The International Writers Magazine: Review
Tatiana by Martin Cruz Smith
Simon & Schuster (Hardback Pub Dec 2013)
Tatiana is the latest in a long line of Renko novels - the cop that has been beaten up so many times and exposed to radiation and all manner of shootings it's practically a crime he is still alive in Putin's Russia and probably is.

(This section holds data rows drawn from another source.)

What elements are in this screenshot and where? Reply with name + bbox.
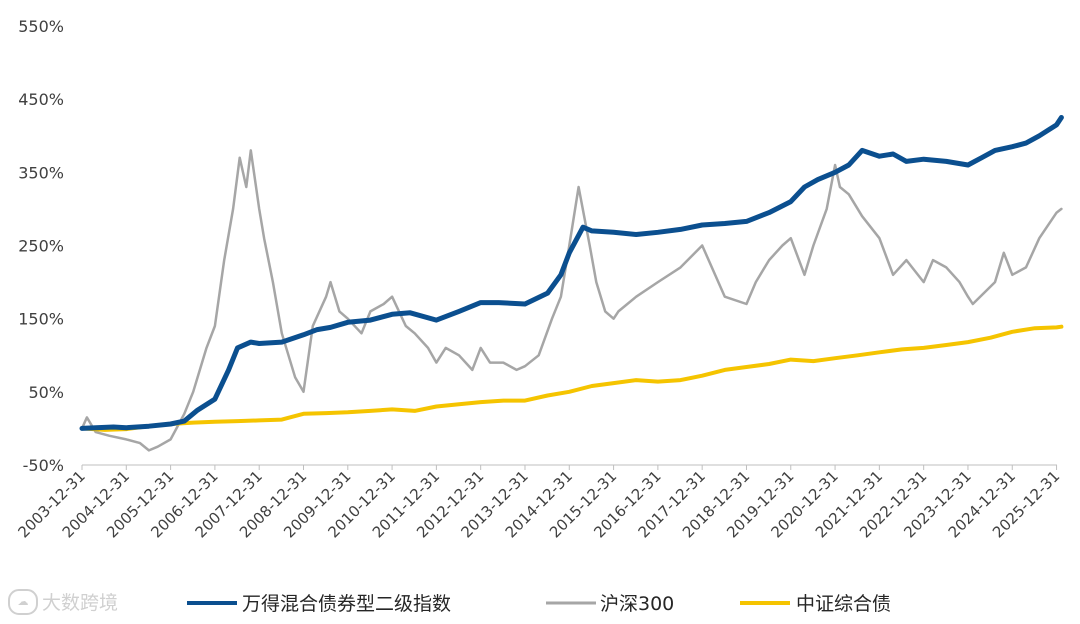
y-tick-label: -50% — [23, 456, 64, 475]
y-tick-label: 350% — [18, 163, 64, 182]
legend-label: 万得混合债券型二级指数 — [242, 593, 451, 615]
y-tick-label: 450% — [18, 90, 64, 109]
y-tick-label: 150% — [18, 310, 64, 329]
watermark: ☁ 大数跨境 — [8, 588, 118, 615]
series-line-1 — [80, 149, 1063, 452]
cloud-logo-icon: ☁ — [8, 588, 38, 615]
series-line-0 — [79, 115, 1064, 431]
y-tick-label: 50% — [28, 383, 64, 402]
series-line-2 — [80, 324, 1064, 432]
y-tick-label: 550% — [18, 17, 64, 36]
legend-label: 沪深300 — [600, 593, 674, 615]
legend-label: 中证综合债 — [796, 593, 891, 615]
watermark-text: 大数跨境 — [42, 592, 119, 614]
y-tick-label: 250% — [18, 237, 64, 256]
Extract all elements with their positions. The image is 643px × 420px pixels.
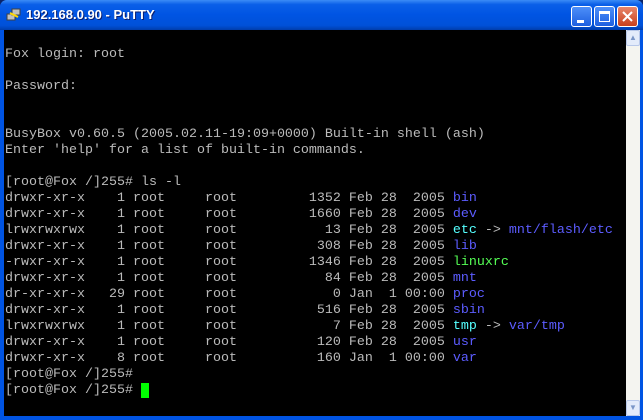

A man without a body is a man without a case. It begins with an illegal demo after a journalist called Tatiana has committed suicide - jumping from her run down apartment block. Of course in Putin's Russia the 'suicide' of journalists almost always means it is state sanctioned murder and Renko knows this as well as anyone. Freedom of speech or the reporting of 'news' is almost all under state control in 2014 as in the days of Stalin.
He is beaten up by other cops at the demo and rescued by Anya, his sometime lover and journalist and Max - an old poet on the make driving a bullet proof Zil. Once out of hospital Renko wants to know why there is no body for the deceased and of course no one wants him to look... he obtains a cryptic notebook and audio tapes of the dead journalist and becomes curiously involved.
I love the Renko novels. They are like meeting an old friend and they always unpeel yet another layer of corruption in the stinking corpse of the former USSR. Renko is a dogged investigator - his colleagues hate and love him for it. His semi-adopted son is trying to blackmail him to let him go into the Army and has stolen a vital piece of evidence to make it happen. Renko plays along - reels everyone in.
If I have a favourite Martin Cruz Smith it is probably 'Wolves Eat Dogs' but Tatiana is a gripping winter's evening diversion and an excellent reminder of why you don't own anything Russian except vodka.